[ after header ] [ Mobile ]

[ after header ] [ Mobile ]

Fiscalité 2026 : La CGEM et la DGI accordent leurs violons pour la compétitivité nationale

Le dialogue stratégique s'intensifie entre la CGEM et la DGI

LA VÉRITÉ


Le climat des affaires au Maroc franchit une nouvelle étape dans sa quête de maturité et de prévisibilité. Dans un esprit de partenariat constructif, la Confédération Générale des Entreprises du Maroc (CGEM) et la Direction Générale des Impôts (DGI) ont décidé de renforcer leur dialogue autour des dispositions de la Loi de Finances 2026. Cette concertation de haut niveau, qui intervient dans un contexte de relance économique soutenue, vise à dissiper les zones d’ombre et à harmoniser l’interprétation des textes fiscaux pour offrir aux investisseurs une visibilité accrue. Pour le patronat, l’enjeu est de taille : s’assurer que la pression fiscale reste compatible avec les impératifs de croissance et de création d’emplois prônés par le nouveau modèle de développement.

Un partenariat au service de la transparence

Cette collaboration renouvelée entre l’administration fiscale et les représentants du secteur privé marque la fin d’une époque de méfiance pour laisser place à une ère de co-construction.

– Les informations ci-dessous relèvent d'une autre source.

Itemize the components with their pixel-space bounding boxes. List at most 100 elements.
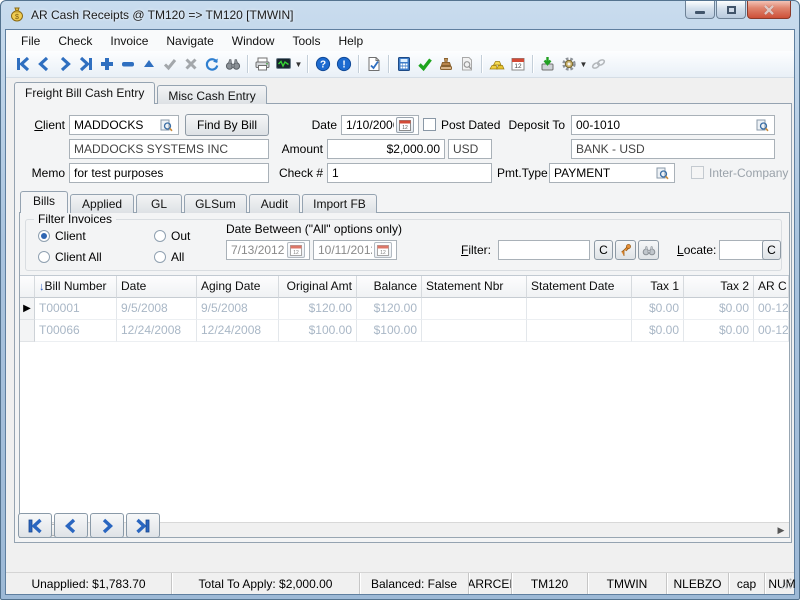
column-tax-2[interactable]: Tax 2: [684, 276, 754, 298]
nav-next-button[interactable]: [90, 513, 124, 538]
filter-apply-button[interactable]: [615, 240, 636, 260]
client-input[interactable]: MADDOCKS: [69, 115, 179, 135]
cell-aging-date[interactable]: 12/24/2008: [197, 320, 279, 342]
export-print-icon[interactable]: [537, 54, 558, 75]
minimize-button[interactable]: [685, 1, 715, 19]
preview-icon[interactable]: [456, 54, 477, 75]
cell-statement-date[interactable]: [527, 320, 632, 342]
tab-bills[interactable]: Bills: [20, 191, 68, 213]
tab-import-fb[interactable]: Import FB: [302, 194, 377, 213]
filter-find-button[interactable]: [638, 240, 659, 260]
post-dated-checkbox-box[interactable]: [423, 118, 436, 131]
column-date[interactable]: Date: [117, 276, 197, 298]
scroll-right-icon[interactable]: ▶: [773, 523, 789, 537]
cell-date[interactable]: 12/24/2008: [117, 320, 197, 342]
delete-record-icon[interactable]: [117, 54, 138, 75]
cell-tax-2[interactable]: $0.00: [684, 298, 754, 320]
radio-client-button[interactable]: [38, 230, 50, 242]
print-icon[interactable]: [252, 54, 273, 75]
tab-misc-cash-entry[interactable]: Misc Cash Entry: [157, 85, 266, 104]
find-by-bill-button[interactable]: Find By Bill: [185, 114, 269, 136]
client-lookup-icon[interactable]: [159, 118, 174, 133]
column-statement-date[interactable]: Statement Date: [527, 276, 632, 298]
gold-bars-icon[interactable]: [486, 54, 507, 75]
menu-navigate[interactable]: Navigate: [157, 31, 222, 51]
cancel-record-icon[interactable]: [180, 54, 201, 75]
memo-input[interactable]: for test purposes: [69, 163, 269, 183]
amount-input[interactable]: $2,000.00: [327, 139, 445, 159]
cell-aging-date[interactable]: 9/5/2008: [197, 298, 279, 320]
check-number-input[interactable]: 1: [327, 163, 492, 183]
column-statement-nbr[interactable]: Statement Nbr: [422, 276, 527, 298]
filter-clear-button[interactable]: C: [594, 240, 613, 260]
menu-check[interactable]: Check: [49, 31, 101, 51]
last-record-icon[interactable]: [75, 54, 96, 75]
radio-client-all[interactable]: Client All: [38, 250, 102, 264]
cell-statement-date[interactable]: [527, 298, 632, 320]
grid-row-2[interactable]: T00066 12/24/2008 12/24/2008 $100.00 $10…: [20, 320, 789, 342]
cell-original-amt[interactable]: $100.00: [279, 320, 357, 342]
calculator-icon[interactable]: [393, 54, 414, 75]
cell-ar-c[interactable]: 00-12: [754, 320, 789, 342]
cell-bill-number[interactable]: T00001: [35, 298, 117, 320]
pmt-type-input[interactable]: PAYMENT: [549, 163, 675, 183]
date-input[interactable]: 1/10/2006 12: [341, 115, 419, 135]
cell-bill-number[interactable]: T00066: [35, 320, 117, 342]
column-tax-1[interactable]: Tax 1: [632, 276, 684, 298]
terminal-dropdown-icon[interactable]: ▼: [294, 54, 303, 75]
tab-audit[interactable]: Audit: [249, 194, 300, 213]
link-icon[interactable]: [588, 54, 609, 75]
column-original-amt[interactable]: Original Amt: [279, 276, 357, 298]
settings-dropdown-icon[interactable]: ▼: [579, 54, 588, 75]
stamp-icon[interactable]: [435, 54, 456, 75]
close-button[interactable]: [747, 1, 791, 19]
menu-file[interactable]: File: [12, 31, 49, 51]
radio-client[interactable]: Client: [38, 229, 86, 243]
tab-gl[interactable]: GL: [136, 194, 182, 213]
post-record-icon[interactable]: [159, 54, 180, 75]
menu-help[interactable]: Help: [329, 31, 372, 51]
nav-prior-button[interactable]: [54, 513, 88, 538]
prior-record-icon[interactable]: [33, 54, 54, 75]
pmt-type-lookup-icon[interactable]: [655, 166, 670, 181]
terminal-icon[interactable]: [273, 54, 294, 75]
cell-ar-c[interactable]: 00-12: [754, 298, 789, 320]
cell-tax-1[interactable]: $0.00: [632, 320, 684, 342]
settings-gear-icon[interactable]: [558, 54, 579, 75]
resize-grip[interactable]: [780, 577, 793, 593]
first-record-icon[interactable]: [12, 54, 33, 75]
find-binoculars-icon[interactable]: [222, 54, 243, 75]
post-dated-checkbox[interactable]: Post Dated: [423, 117, 500, 132]
radio-all-button[interactable]: [154, 251, 166, 263]
nav-first-button[interactable]: [18, 513, 52, 538]
cell-tax-2[interactable]: $0.00: [684, 320, 754, 342]
cell-balance[interactable]: $100.00: [357, 320, 422, 342]
menu-window[interactable]: Window: [223, 31, 284, 51]
date-from-calendar-button[interactable]: 12: [287, 242, 305, 258]
nav-last-button[interactable]: [126, 513, 160, 538]
date-to-calendar-button[interactable]: 12: [374, 242, 392, 258]
maximize-button[interactable]: [716, 1, 746, 19]
menu-tools[interactable]: Tools: [283, 31, 329, 51]
next-record-icon[interactable]: [54, 54, 75, 75]
radio-all[interactable]: All: [154, 250, 184, 264]
cell-date[interactable]: 9/5/2008: [117, 298, 197, 320]
menu-invoice[interactable]: Invoice: [101, 31, 157, 51]
locate-clear-button[interactable]: C: [762, 240, 781, 260]
tab-applied[interactable]: Applied: [70, 194, 134, 213]
help-icon[interactable]: ?: [312, 54, 333, 75]
column-ar-c[interactable]: AR C: [754, 276, 789, 298]
deposit-lookup-icon[interactable]: [755, 118, 770, 133]
notes-icon[interactable]: [363, 54, 384, 75]
filter-input[interactable]: [498, 240, 590, 260]
tab-freight-bill-cash-entry[interactable]: Freight Bill Cash Entry: [14, 82, 155, 104]
calendar-icon[interactable]: 12: [507, 54, 528, 75]
approve-check-icon[interactable]: [414, 54, 435, 75]
column-bill-number[interactable]: ↓Bill Number: [35, 276, 117, 298]
date-from-input[interactable]: 7/13/2012 12: [226, 240, 310, 260]
locate-input[interactable]: [719, 240, 767, 260]
date-to-input[interactable]: 10/11/2012 12: [313, 240, 397, 260]
deposit-to-input[interactable]: 00-1010: [571, 115, 775, 135]
insert-record-icon[interactable]: [96, 54, 117, 75]
cell-balance[interactable]: $120.00: [357, 298, 422, 320]
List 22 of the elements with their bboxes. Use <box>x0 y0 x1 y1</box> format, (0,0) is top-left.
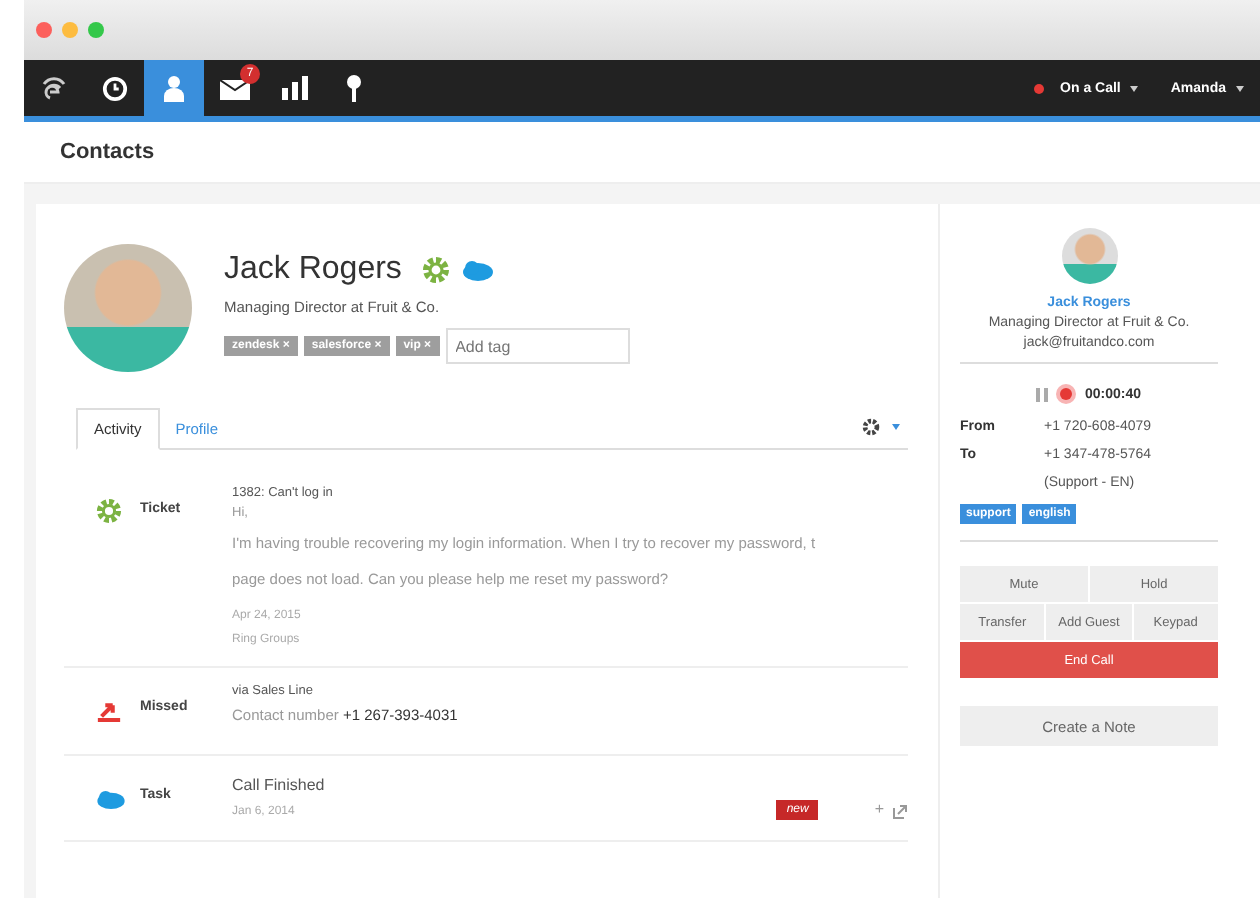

Les discussions actuelles portent sur les mécanismes d’application des réformes entamées lors des exercices précédents, notamment la convergence progressive des taux d’impôt sur les sociétés et la neutralité de la TVA. La DGI affiche une volonté d’ouverture en multipliant les séances d’explication et de vulgarisation, permettant ainsi de réduire les contentieux inutiles et de favoriser un civisme fiscal basé sur la confiance mutuelle. Ce rapprochement stratégique permet d’anticiper les difficultés opérationnelles avant qu’elles ne deviennent des freins pour les entreprises, garantissant ainsi une mise en œuvre fluide des orientations budgétaires de l’année 2026.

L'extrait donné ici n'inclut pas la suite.